The start of the new school year is exciting for most kids. But it also prompts a spike in anxiety: Even kids who are usually pretty easy-going get butterflies, and kids prone to anxiety get clingier and more nervous than usual. Parents feel the pain, too: Leaving a crying child at preschool isn’t anyone’s idea of fun. And having to talk a panicked first grader onto the bus or out of the car at school can be a real test of your diplomatic skills.
Kids who normally have a little trouble separating from mom and dad will see their anxiety peak during times of stress or transition, notes Rachel Busman, clinical psychologist at the Child Mind Institute. The start of school may be especially challenging for kids who are entering a transition year, she adds — going into kindergarten, into middle school, to a new school. It can also be stressful if there’s a change in your child’s social support system — maybe a good friend has moved, or has a different teacher this year.
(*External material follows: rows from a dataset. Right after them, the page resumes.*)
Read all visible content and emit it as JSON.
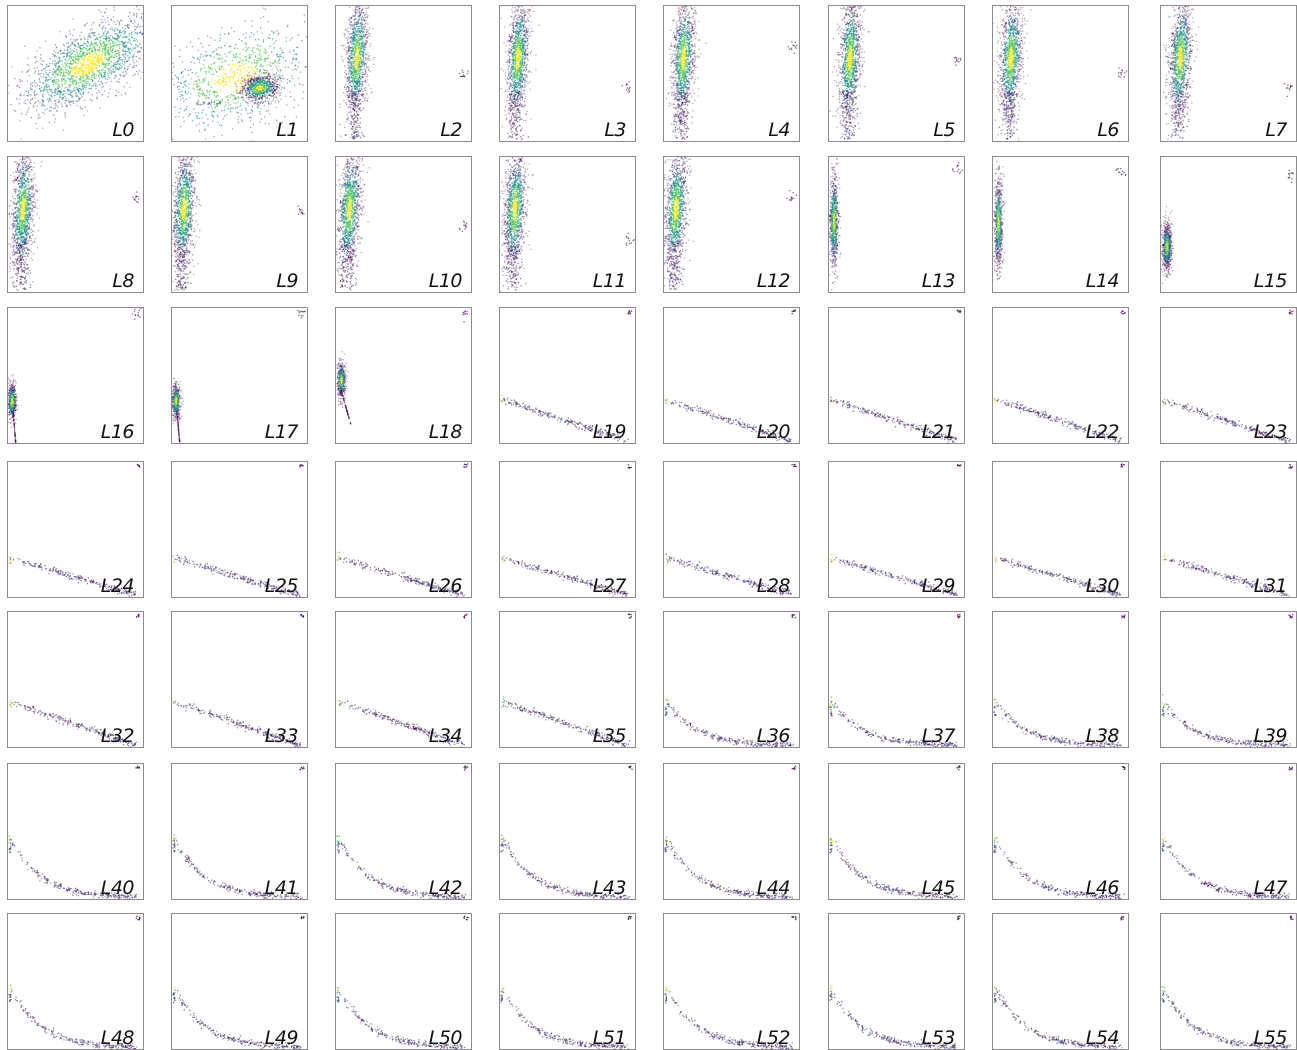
{
  "chart_data": {
    "type": "scatter",
    "grid": false,
    "axes_visible": false,
    "color_map": [
      "#440154",
      "#3b528b",
      "#21918c",
      "#5ec962",
      "#fde725"
    ],
    "layout": {
      "rows": 7,
      "cols": 8
    },
    "panels": [
      {
        "label": "L0",
        "pattern": "broad-diagonal-cloud"
      },
      {
        "label": "L1",
        "pattern": "dense-core-right"
      },
      {
        "label": "L2",
        "pattern": "vertical-cluster"
      },
      {
        "label": "L3",
        "pattern": "vertical-cluster"
      },
      {
        "label": "L4",
        "pattern": "vertical-cluster"
      },
      {
        "label": "L5",
        "pattern": "vertical-cluster"
      },
      {
        "label": "L6",
        "pattern": "vertical-cluster"
      },
      {
        "label": "L7",
        "pattern": "vertical-cluster"
      },
      {
        "label": "L8",
        "pattern": "vertical-cluster"
      },
      {
        "label": "L9",
        "pattern": "vertical-cluster"
      },
      {
        "label": "L10",
        "pattern": "vertical-cluster"
      },
      {
        "label": "L11",
        "pattern": "vertical-cluster"
      },
      {
        "label": "L12",
        "pattern": "vertical-cluster"
      },
      {
        "label": "L13",
        "pattern": "narrow-vertical-cluster"
      },
      {
        "label": "L14",
        "pattern": "narrow-vertical-cluster"
      },
      {
        "label": "L15",
        "pattern": "narrow-vertical-cluster"
      },
      {
        "label": "L16",
        "pattern": "edge-cluster"
      },
      {
        "label": "L17",
        "pattern": "edge-cluster"
      },
      {
        "label": "L18",
        "pattern": "edge-cluster"
      },
      {
        "label": "L19",
        "pattern": "diagonal-tail"
      },
      {
        "label": "L20",
        "pattern": "diagonal-tail"
      },
      {
        "label": "L21",
        "pattern": "diagonal-tail"
      },
      {
        "label": "L22",
        "pattern": "diagonal-tail"
      },
      {
        "label": "L23",
        "pattern": "diagonal-tail"
      },
      {
        "label": "L24",
        "pattern": "diagonal-tail"
      },
      {
        "label": "L25",
        "pattern": "diagonal-tail"
      },
      {
        "label": "L26",
        "pattern": "diagonal-tail"
      },
      {
        "label": "L27",
        "pattern": "diagonal-tail"
      },
      {
        "label": "L28",
        "pattern": "diagonal-tail"
      },
      {
        "label": "L29",
        "pattern": "diagonal-tail"
      },
      {
        "label": "L30",
        "pattern": "diagonal-tail"
      },
      {
        "label": "L31",
        "pattern": "diagonal-tail"
      },
      {
        "label": "L32",
        "pattern": "diagonal-tail"
      },
      {
        "label": "L33",
        "pattern": "diagonal-tail"
      },
      {
        "label": "L34",
        "pattern": "diagonal-tail"
      },
      {
        "label": "L35",
        "pattern": "diagonal-tail"
      },
      {
        "label": "L36",
        "pattern": "curved-tail"
      },
      {
        "label": "L37",
        "pattern": "curved-tail"
      },
      {
        "label": "L38",
        "pattern": "curved-tail"
      },
      {
        "label": "L39",
        "pattern": "curved-tail"
      },
      {
        "label": "L40",
        "pattern": "curved-tail"
      },
      {
        "label": "L41",
        "pattern": "curved-tail"
      },
      {
        "label": "L42",
        "pattern": "curved-tail"
      },
      {
        "label": "L43",
        "pattern": "curved-tail"
      },
      {
        "label": "L44",
        "pattern": "curved-tail"
      },
      {
        "label": "L45",
        "pattern": "curved-tail"
      },
      {
        "label": "L46",
        "pattern": "curved-tail"
      },
      {
        "label": "L47",
        "pattern": "curved-tail"
      },
      {
        "label": "L48",
        "pattern": "curved-tail"
      },
      {
        "label": "L49",
        "pattern": "curved-tail"
      },
      {
        "label": "L50",
        "pattern": "curved-tail"
      },
      {
        "label": "L51",
        "pattern": "curved-tail"
      },
      {
        "label": "L52",
        "pattern": "curved-tail"
      },
      {
        "label": "L53",
        "pattern": "curved-tail"
      },
      {
        "label": "L54",
        "pattern": "curved-tail"
      },
      {
        "label": "L55",
        "pattern": "curved-tail"
      }
    ]
  }
}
For most kids the new-school-year worries will fade and the anxious behaviors will be transient, Dr. Busman adds. The goal for parents is to be supportive without exacerbating your child’s worries. Here are tips for helping nervous kids have a successful transition back to school.
Take your own temperature
For parents, the start of the year can be anxiety inducing, too, Dr. Busman notes. The pressure’s on you to reinstate routines after the summer break and arrange for new activities and schedules, not to speak of facing the resumption of homework.
Dr. Busman recommends taking your own temperature to make sure you’re not passing on stress to your kids. And to enable you to manage your own stress, she says, it’s important not to take on more commitments than the family can handle comfortably. “I think there’s a contagion effect that we have to be careful of,” she adds.
Listen to worries
When kids express anxiety about going back to school — a new teacher, increases in homework, making a team, a friend crisis — do listen seriously.
Rather than dismissing these fears (“Nothing to be worried about! You’ll be fine!) listening to them and acknowledging your child’s feelings will help him feel more secure. And if he wants to, you can bolster his confidence by helping him strategize about how to handle things he’s concerned about.
But keep in mind that kids often want to be able to talk about something they’re upset about without expecting you to fix them. Your job is validate their feelings (“I know that’s hard”) and demonstrate confidence that they can handle the situation.
Don’t ask questions that suggest you expect kids to be anxious (“Are you worried about having Mr. Connelly for math?”) but check in with them in a more casual way. “It doesn’t have to be a half-hour discussion,” notes Dr. Busman, “but in the car on the way to get a new backpack, you might ask “Do you know what you’re going to be learning in math this year?” Kids often say more when there is less pressure to “have a talk.”